Lecture 27 : Composite fermion picture. Partial screening of the magnetic field and effective integer quantum Hall state. Jian fractions. Compressible states. Effects of quantum fluctuations. Computation of the effective action of the chern-Simons gauge fields. Composite fermion polarization tensor. The full polarization tensor and the effective action of a background electromagnetic gauge field. Sum rules, gauge invariance and Galilean invariance. Low energy effective action and the hall conductivity. Fractional charge and fractional statistics.
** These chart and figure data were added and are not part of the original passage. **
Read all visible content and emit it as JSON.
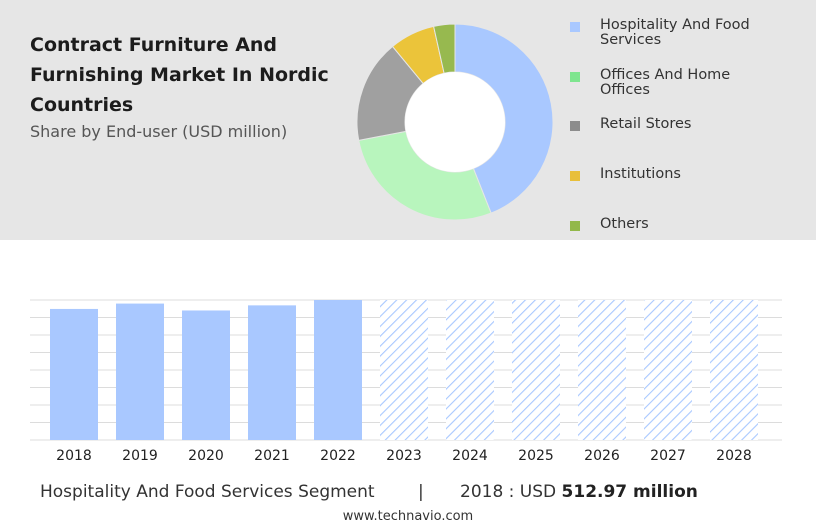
{
  "title": "Contract Furniture And Furnishing Market In Nordic Countries",
  "subtitle": "Share by End-user (USD million)",
  "legend": [
    {
      "label": "Hospitality And Food Services",
      "color": "#a9c8ff"
    },
    {
      "label": "Offices And Home Offices",
      "color": "#7ee58f"
    },
    {
      "label": "Retail Stores",
      "color": "#8c8c8c"
    },
    {
      "label": "Institutions",
      "color": "#e8bf3a"
    },
    {
      "label": "Others",
      "color": "#92b84a"
    }
  ],
  "chart_data": [
    {
      "type": "pie",
      "donut": true,
      "slices": [
        {
          "label": "Hospitality And Food Services",
          "value": 44,
          "color": "#a9c8ff"
        },
        {
          "label": "Offices And Home Offices",
          "value": 28,
          "color": "#b8f5bd"
        },
        {
          "label": "Retail Stores",
          "value": 17,
          "color": "#a0a0a0"
        },
        {
          "label": "Institutions",
          "value": 7.5,
          "color": "#ebc43a"
        },
        {
          "label": "Others",
          "value": 3.5,
          "color": "#97b94f"
        }
      ]
    },
    {
      "type": "bar",
      "categories": [
        "2018",
        "2019",
        "2020",
        "2021",
        "2022",
        "2023",
        "2024",
        "2025",
        "2026",
        "2027",
        "2028"
      ],
      "values": [
        512.97,
        534,
        507,
        527,
        548,
        null,
        null,
        null,
        null,
        null,
        null
      ],
      "forecast": [
        false,
        false,
        false,
        false,
        false,
        true,
        true,
        true,
        true,
        true,
        true
      ],
      "ylim": [
        0,
        548
      ],
      "grid": true,
      "bar_color": "#a9c8ff",
      "forecast_color": "#a9c8ff"
    }
  ],
  "footer": {
    "segment": "Hospitality And Food Services Segment",
    "separator": "|",
    "year_label": "2018 : USD",
    "value": "512.97 million"
  },
  "source": "www.technavio.com"
}
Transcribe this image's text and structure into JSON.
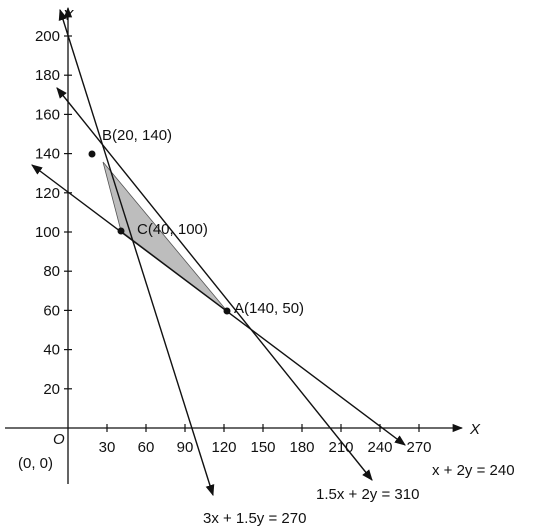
{
  "axes": {
    "x_label": "X",
    "y_label": "Y",
    "origin": "O",
    "origin_coords": "(0, 0)",
    "x_ticks": [
      "30",
      "60",
      "90",
      "120",
      "150",
      "180",
      "210",
      "240",
      "270"
    ],
    "y_ticks": [
      "20",
      "40",
      "60",
      "80",
      "100",
      "120",
      "140",
      "160",
      "180",
      "200"
    ]
  },
  "points": [
    {
      "label": "B(20, 140)"
    },
    {
      "label": "C(40, 100)"
    },
    {
      "label": "A(140, 50)"
    }
  ],
  "lines": [
    {
      "label": "x + 2y = 240"
    },
    {
      "label": "1.5x + 2y = 310"
    },
    {
      "label": "3x + 1.5y = 270"
    }
  ]
}
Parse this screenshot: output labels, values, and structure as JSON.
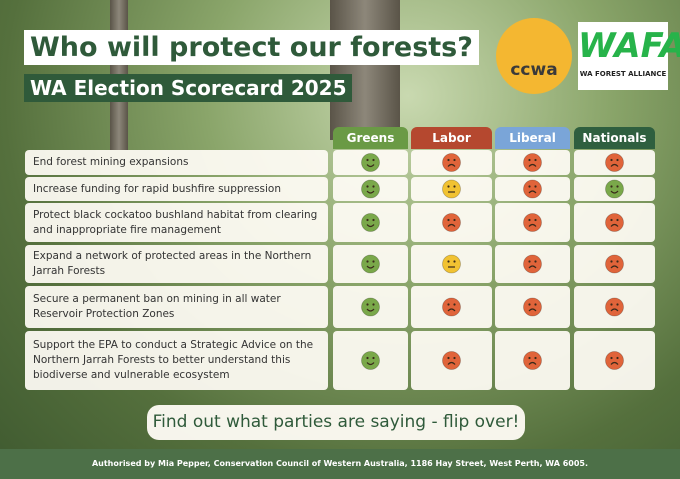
{
  "header": {
    "title": "Who will protect our forests?",
    "subtitle": "WA Election Scorecard 2025"
  },
  "logos": {
    "ccwa": "ccwa",
    "wafa": "WAFA",
    "wafa_caption": "WA FOREST ALLIANCE"
  },
  "table": {
    "columns": [
      {
        "name": "Greens",
        "color": "#6a9a45"
      },
      {
        "name": "Labor",
        "color": "#b5482f"
      },
      {
        "name": "Liberal",
        "color": "#7aa5d8"
      },
      {
        "name": "Nationals",
        "color": "#2f5f3f"
      }
    ],
    "rows": [
      {
        "label": "End forest mining expansions",
        "cells": [
          {
            "color": "#7aa84a",
            "mouth": 1
          },
          {
            "color": "#e0643a",
            "mouth": -1
          },
          {
            "color": "#e0643a",
            "mouth": -1
          },
          {
            "color": "#e0643a",
            "mouth": -1
          }
        ]
      },
      {
        "label": "Increase funding for rapid bushfire suppression",
        "cells": [
          {
            "color": "#7aa84a",
            "mouth": 1
          },
          {
            "color": "#f1c232",
            "mouth": 0
          },
          {
            "color": "#e0643a",
            "mouth": -1
          },
          {
            "color": "#7aa84a",
            "mouth": 1
          }
        ]
      },
      {
        "label": "Protect black cockatoo bushland habitat from clearing and inappropriate fire management",
        "cells": [
          {
            "color": "#7aa84a",
            "mouth": 1
          },
          {
            "color": "#e0643a",
            "mouth": -1
          },
          {
            "color": "#e0643a",
            "mouth": -1
          },
          {
            "color": "#e0643a",
            "mouth": -1
          }
        ]
      },
      {
        "label": "Expand a network of protected areas in the Northern Jarrah Forests",
        "cells": [
          {
            "color": "#7aa84a",
            "mouth": 1
          },
          {
            "color": "#f1c232",
            "mouth": 0
          },
          {
            "color": "#e0643a",
            "mouth": -1
          },
          {
            "color": "#e0643a",
            "mouth": -1
          }
        ]
      },
      {
        "label": "Secure a permanent ban on mining in all water Reservoir Protection Zones",
        "cells": [
          {
            "color": "#7aa84a",
            "mouth": 1
          },
          {
            "color": "#e0643a",
            "mouth": -1
          },
          {
            "color": "#e0643a",
            "mouth": -1
          },
          {
            "color": "#e0643a",
            "mouth": -1
          }
        ]
      },
      {
        "label": "Support the EPA to conduct a Strategic Advice on the Northern Jarrah Forests to better understand this biodiverse and vulnerable ecosystem",
        "cells": [
          {
            "color": "#7aa84a",
            "mouth": 1
          },
          {
            "color": "#e0643a",
            "mouth": -1
          },
          {
            "color": "#e0643a",
            "mouth": -1
          },
          {
            "color": "#e0643a",
            "mouth": -1
          }
        ]
      }
    ]
  },
  "cta": "Find out what parties are saying - flip over!",
  "footer": "Authorised by Mia Pepper, Conservation Council of Western Australia, 1186 Hay Street, West Perth, WA 6005."
}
Lecture 28 : Quantum Hall wavefunctions and Conformal Field Theory. Euclidean compactified boson. Relation between the compactification radius and the filling fraction. Quasiholes and vertex operators. Multi-component 2DEGs and Halperin wavefunctions, and CFT correlators. Spin-singlet states, spin-charge separation: FQH state of semions and SU(1)$_1$ correlators. U(1)$_2$ correlators. Moore-read non abelian states. Pfaffians. Ising CFT, majorana correlators and allowed operators. Fusion rules and nonabelian statistics. TQFT hydrodynamic theory and geometrical response. Shift, topological spin and the Wen-Zee term. Effective hydrodynamic theory of the multi-component states and the K-matrix.

Lecture 29 : Edge states of quantum Hall fluids. Wen's hydrodynamic theory of edge states. Relation between the total charge at the edge and boundary conditions. Classical picture of the edge states and quantization. Chiral U(1) Kac-Moody algebra. Compactified chiral boson and chiral Luttinger liquid. Lagrangian and Hamiltonian. Euclidean compactified boson. Relation between the compactification radius and the filling fraction. Vertex operator representation of the electron. Quasiparticle/quasihole vertex operators. Spectrum of allowed quasiholes and extended symmetry algebra. Interactions at the edge. Electron and quasihole propagators. Scaling dimensions. Edge states of l Jain states 2/5 and 2/3. Co-propagating and counter-propagating edge states. Tunneling Hamiltonians. Constrictions and point contacts. Computation of the tunneling current at a point contact. Scaling of the differential conductance at a constriction and at a point contact from a Fermi liquid.

Term Paper

There will be a Term Paper that will play the role of the final exam. A list of topics for the Term Paper can be found here. The paper must be at least 10 pages long (references not included), it must be a single column, double space, 12 pt font document formatted using LaTEX 2e. The Term paper will be due at 9:00 pm on Wednesday December 14, 2022 (the day before the Final Exam). You must sent me the pdf files of your paper and of your slide presentation by email . The Final exam for Physics 598, will be on Thursday December 15, 2022. in room 3110 ESB at 9:00 am . Each student will give a 15-20 minute long PowerPoint style presentation. If needed we will use a zoom format.

Recommended Bibliography

Eduardo Fradkin, "Field Theories of Condensed Matter Physics, Second Edition" (Cambridge University Press, 2013).

B. Andrei Bernevig and Taylor L. Hughes, "Topological Insulators and Superconductors" (Princeton University Press, 2013).

Roderich Moessner and Joel E. Moore, "Topological Phases of Matter" (Cambridge University Press, 2021).